Douces Collines, crépuscule, dans son champ, près de la côte ouest, François admirait sa récolte. Le fermier était heureux, il pourrait tirer un bon prix de sa prochaine récolte auprès de Maulene Feuillus, le marchand Halfelin, tout en observant son champ il tournait le dos à la fôret qui ce tenait à l'ouest du champ de blé et de légumes. Il commençait a dodelinner de la tête et a somneler, il ne faisait attention à rien et ne remarqua pas tout de suite la petite silouhette verte qui ce dirigeait vers lui en coupant à travers champs, lorsqu'il ce retourna il vit une légende vivante qui ce tenait devant lui: c'était une créature tirée des contes que lui racontait sa grand-mère pour l'effrayer quand il était petit, un Larbin de couleur verte. Il n'y croiait pas, ce n'était possible, il vit la bète l'observer avec ses yeux jaunes avant de ce fondre dans le paysage, il n'y croiait toujours pas lorsqu'elle réapparut derrière lui, qu'elle grimpa sur son dos et lui planta les quatres lames qu'elle portait sur son poing dans la nuque. Le Vert essuya ses lames avec une gerbe de blé avant ce dresser et d'alummer une torche pour envoyer le signal, de part et d'autre dans les autres champs les moissoneurs restés au travail était exécuté de la même manière. Caché à l'orée du bois Goral vit la torche dans le champ, il sourit, dévoilant ses dents blanches et pointues. Il regarda derrière lui ses troupes; des Bruns féroces et avide de sang, mais munnit de bouclier, des Rouges bouillonants, des Verts discrets et mortels, des Bleus patients et des Trolls des collines stupides mais affamés et féroces. Il leva son épée au dessus de lui puis la rabaissa en direction de la cité portuaire de Hame, ses troupes commencèrent leur immédiatemments a avancer vers la ville. Le garde de la porte est sommeillait à son poste devant la lourde grille relevée, il vit une horde de silouhette qui venait vers lui, la première était une grande créature a la peau brune tenant d'une seul main une longue épée. Le garde n'eut pas le temps de bouger et a peine celui de crier "alerte" que la lame de l'épée lui transperçait le corps. Goral lança alors a ses hommes:
-Prenez ceux que vous pourrez, mais massacrés les autres!

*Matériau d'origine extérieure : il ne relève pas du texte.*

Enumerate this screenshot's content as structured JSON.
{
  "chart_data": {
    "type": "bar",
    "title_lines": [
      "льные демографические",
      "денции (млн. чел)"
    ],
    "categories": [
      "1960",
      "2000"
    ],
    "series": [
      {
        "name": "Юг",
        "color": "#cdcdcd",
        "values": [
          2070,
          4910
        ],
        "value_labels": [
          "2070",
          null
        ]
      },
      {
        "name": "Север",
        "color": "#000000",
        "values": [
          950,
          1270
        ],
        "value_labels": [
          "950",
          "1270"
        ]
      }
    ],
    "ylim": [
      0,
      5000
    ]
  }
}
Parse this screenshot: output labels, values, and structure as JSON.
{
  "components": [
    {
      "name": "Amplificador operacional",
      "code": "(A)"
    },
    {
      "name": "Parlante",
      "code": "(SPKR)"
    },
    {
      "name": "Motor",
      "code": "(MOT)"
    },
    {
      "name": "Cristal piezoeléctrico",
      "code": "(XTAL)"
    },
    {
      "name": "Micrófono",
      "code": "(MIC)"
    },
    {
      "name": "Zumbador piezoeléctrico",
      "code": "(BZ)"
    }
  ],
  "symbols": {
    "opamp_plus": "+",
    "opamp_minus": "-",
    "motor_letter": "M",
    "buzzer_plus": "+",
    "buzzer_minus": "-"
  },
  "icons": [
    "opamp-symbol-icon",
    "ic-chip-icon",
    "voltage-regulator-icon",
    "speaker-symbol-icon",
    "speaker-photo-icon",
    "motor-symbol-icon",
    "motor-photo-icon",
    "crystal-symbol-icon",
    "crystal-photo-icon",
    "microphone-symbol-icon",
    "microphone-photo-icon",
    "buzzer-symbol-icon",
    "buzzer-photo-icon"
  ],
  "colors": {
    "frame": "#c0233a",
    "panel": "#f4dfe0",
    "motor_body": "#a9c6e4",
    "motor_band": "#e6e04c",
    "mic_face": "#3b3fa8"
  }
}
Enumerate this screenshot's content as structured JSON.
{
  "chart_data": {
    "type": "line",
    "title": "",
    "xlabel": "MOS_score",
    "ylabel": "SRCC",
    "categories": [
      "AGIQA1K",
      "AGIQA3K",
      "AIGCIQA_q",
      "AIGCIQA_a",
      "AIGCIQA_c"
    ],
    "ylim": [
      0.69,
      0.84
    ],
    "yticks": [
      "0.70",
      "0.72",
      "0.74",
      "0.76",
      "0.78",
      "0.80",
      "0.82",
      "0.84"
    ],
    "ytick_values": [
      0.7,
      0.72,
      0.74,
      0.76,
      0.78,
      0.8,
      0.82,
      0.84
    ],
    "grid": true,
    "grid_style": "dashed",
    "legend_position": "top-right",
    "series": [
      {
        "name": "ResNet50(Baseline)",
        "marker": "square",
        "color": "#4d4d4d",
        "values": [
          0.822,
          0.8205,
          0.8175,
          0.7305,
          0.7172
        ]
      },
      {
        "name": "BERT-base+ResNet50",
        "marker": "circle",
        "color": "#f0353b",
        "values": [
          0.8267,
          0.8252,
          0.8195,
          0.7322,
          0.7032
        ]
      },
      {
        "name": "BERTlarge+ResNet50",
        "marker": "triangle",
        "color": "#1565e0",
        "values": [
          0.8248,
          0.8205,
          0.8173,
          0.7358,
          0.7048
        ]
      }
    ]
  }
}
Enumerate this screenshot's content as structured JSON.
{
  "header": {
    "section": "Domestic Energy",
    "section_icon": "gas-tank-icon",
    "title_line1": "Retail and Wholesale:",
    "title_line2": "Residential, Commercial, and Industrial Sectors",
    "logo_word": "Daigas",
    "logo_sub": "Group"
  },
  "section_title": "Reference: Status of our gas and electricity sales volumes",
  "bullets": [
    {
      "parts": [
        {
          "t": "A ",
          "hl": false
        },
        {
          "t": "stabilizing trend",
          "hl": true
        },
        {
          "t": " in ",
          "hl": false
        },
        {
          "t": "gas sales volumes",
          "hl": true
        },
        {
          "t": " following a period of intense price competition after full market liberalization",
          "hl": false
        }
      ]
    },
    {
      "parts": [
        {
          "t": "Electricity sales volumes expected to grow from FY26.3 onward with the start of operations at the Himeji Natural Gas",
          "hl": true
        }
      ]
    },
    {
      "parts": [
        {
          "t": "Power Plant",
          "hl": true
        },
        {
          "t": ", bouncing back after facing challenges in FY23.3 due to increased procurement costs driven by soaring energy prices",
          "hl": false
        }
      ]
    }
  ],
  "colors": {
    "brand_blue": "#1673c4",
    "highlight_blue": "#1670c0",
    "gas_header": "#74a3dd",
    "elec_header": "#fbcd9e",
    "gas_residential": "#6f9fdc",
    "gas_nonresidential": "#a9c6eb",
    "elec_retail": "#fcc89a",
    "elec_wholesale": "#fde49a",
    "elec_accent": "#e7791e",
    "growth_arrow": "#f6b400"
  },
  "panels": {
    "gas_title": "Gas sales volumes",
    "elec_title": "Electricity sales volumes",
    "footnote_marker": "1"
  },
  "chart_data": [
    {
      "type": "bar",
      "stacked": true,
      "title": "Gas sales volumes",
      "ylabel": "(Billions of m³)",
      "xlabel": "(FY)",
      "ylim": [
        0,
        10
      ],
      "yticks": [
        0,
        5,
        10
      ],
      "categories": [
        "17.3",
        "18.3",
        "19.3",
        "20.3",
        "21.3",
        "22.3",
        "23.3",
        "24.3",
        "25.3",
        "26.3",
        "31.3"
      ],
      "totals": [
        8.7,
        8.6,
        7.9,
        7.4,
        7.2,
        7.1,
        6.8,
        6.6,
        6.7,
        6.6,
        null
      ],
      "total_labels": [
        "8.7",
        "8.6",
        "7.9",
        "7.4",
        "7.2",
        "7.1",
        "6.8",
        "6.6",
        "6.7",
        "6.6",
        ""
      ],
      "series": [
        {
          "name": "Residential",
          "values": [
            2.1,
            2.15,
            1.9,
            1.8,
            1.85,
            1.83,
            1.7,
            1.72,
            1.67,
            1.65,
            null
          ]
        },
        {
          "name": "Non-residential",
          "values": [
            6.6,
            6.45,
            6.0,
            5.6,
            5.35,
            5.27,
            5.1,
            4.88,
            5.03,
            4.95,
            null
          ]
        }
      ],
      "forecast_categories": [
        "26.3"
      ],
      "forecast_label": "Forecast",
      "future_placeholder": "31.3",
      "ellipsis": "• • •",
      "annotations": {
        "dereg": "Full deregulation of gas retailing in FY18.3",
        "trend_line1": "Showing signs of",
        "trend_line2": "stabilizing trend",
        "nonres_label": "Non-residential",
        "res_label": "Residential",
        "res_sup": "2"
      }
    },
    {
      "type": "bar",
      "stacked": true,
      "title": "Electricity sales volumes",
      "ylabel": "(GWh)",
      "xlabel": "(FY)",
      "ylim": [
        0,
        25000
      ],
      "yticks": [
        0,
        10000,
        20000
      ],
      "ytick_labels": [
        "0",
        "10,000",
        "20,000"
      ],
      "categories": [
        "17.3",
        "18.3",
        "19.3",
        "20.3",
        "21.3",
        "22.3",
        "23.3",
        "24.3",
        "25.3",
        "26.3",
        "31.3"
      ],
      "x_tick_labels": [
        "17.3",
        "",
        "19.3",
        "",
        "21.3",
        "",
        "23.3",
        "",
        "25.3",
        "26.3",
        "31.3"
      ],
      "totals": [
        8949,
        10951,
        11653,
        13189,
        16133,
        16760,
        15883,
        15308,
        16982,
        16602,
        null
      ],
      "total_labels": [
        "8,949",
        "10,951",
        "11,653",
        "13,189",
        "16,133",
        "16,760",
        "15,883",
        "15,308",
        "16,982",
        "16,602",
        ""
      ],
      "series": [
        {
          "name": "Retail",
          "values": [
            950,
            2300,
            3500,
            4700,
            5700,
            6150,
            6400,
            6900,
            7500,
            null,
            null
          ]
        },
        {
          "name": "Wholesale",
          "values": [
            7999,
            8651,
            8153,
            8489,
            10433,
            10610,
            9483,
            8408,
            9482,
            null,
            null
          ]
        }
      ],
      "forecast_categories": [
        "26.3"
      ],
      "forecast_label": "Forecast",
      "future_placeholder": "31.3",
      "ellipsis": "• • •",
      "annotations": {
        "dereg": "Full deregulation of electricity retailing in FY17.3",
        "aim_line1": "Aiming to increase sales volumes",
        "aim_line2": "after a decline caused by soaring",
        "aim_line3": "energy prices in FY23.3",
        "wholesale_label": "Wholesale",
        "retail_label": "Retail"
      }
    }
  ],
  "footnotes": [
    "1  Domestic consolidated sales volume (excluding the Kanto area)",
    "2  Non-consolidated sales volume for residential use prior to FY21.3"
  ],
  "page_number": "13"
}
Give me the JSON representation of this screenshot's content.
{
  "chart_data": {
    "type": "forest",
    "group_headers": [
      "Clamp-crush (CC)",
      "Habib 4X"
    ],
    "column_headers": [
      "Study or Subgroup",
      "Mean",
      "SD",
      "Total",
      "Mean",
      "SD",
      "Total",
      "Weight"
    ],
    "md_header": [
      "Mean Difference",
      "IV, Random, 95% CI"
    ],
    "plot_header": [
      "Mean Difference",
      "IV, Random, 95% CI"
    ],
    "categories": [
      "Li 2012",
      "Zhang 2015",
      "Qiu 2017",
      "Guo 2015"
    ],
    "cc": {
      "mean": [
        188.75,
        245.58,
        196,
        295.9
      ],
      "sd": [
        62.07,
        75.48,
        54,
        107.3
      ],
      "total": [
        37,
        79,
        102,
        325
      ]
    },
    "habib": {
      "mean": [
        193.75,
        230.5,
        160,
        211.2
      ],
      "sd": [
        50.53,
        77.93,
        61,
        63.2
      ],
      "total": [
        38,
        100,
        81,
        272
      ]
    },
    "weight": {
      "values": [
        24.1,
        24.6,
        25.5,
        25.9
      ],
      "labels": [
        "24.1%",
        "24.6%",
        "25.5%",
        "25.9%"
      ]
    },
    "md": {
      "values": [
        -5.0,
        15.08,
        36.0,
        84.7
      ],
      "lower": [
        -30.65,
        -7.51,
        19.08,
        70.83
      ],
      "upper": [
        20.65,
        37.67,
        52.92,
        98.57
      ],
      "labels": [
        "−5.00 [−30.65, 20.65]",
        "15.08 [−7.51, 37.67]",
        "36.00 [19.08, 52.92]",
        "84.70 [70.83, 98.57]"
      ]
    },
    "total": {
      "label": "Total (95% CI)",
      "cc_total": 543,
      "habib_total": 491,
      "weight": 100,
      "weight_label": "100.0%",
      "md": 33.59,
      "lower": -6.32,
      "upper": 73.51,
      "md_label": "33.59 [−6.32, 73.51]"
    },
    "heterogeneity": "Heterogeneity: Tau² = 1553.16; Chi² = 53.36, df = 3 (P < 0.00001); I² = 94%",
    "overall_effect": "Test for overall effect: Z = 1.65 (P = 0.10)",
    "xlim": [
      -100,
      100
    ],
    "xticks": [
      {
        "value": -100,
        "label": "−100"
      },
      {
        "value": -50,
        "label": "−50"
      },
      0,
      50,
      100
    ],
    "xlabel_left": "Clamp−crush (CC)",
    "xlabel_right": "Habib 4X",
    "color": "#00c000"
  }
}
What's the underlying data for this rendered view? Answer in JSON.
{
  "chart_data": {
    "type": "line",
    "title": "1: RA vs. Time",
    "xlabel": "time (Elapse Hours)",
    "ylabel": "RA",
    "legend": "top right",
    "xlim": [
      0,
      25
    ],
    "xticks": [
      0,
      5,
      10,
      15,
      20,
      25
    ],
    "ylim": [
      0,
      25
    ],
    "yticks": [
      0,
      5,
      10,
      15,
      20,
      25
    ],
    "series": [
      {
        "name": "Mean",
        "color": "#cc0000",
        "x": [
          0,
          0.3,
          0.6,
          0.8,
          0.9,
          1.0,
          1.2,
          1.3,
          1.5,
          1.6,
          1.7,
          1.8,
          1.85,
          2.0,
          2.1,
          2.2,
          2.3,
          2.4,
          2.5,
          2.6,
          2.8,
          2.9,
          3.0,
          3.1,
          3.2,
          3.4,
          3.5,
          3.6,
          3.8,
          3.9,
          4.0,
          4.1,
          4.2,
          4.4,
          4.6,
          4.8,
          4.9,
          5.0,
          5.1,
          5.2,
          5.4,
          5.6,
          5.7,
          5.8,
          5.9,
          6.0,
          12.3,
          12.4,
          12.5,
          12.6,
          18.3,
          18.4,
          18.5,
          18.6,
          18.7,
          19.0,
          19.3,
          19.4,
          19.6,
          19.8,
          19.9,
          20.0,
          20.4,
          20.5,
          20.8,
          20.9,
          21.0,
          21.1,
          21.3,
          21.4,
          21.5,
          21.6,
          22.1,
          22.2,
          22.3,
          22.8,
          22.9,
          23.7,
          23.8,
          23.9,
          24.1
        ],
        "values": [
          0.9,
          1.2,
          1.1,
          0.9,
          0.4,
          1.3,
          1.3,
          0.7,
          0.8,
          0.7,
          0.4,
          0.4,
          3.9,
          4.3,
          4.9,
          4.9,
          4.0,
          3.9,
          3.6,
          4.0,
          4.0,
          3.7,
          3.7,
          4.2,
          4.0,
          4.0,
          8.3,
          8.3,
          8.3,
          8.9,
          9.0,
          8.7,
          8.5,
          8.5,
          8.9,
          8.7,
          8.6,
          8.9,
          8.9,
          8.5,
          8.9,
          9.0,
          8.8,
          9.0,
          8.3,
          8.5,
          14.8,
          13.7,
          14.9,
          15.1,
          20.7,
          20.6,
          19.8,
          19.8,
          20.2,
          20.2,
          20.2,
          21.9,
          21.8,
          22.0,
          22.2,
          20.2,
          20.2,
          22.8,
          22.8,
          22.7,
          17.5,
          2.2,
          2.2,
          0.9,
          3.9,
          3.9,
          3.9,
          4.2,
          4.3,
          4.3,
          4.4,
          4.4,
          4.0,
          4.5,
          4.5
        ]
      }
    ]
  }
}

Au matin, Hame n'était plus; les maisons incendiées que l'on avait soigneusement pillées terminaient de ce consumer, des cadavres dépouillés jonchaient les rues, les vaisseaux marchands du port étaient coulés, le bétail avait été emmené et de longues files de captifs suivaient les vainceurs vers les bois. Goral ce souvenait de ces fous de soldats qui défendaient la cité, ils avaient tués de nombreux larbins avant que les trolls ne leur tombent dessus, pour sa part le géneral larbin n'avait guère été touché, et il écoutait avec plaisir des larbins de sa troupes qui, munis de longs fouets en cuirs, faisaient avancer les prisonniers qui souffraient a cause des liens des cordes qui ensserraient leurs poignets et leurs cous. Les pertes étaient minimes et l'armée ce retirait vers son camp de base, depuis lequel on enverrait les esclaves à la Tour, la guerre commençait a peine.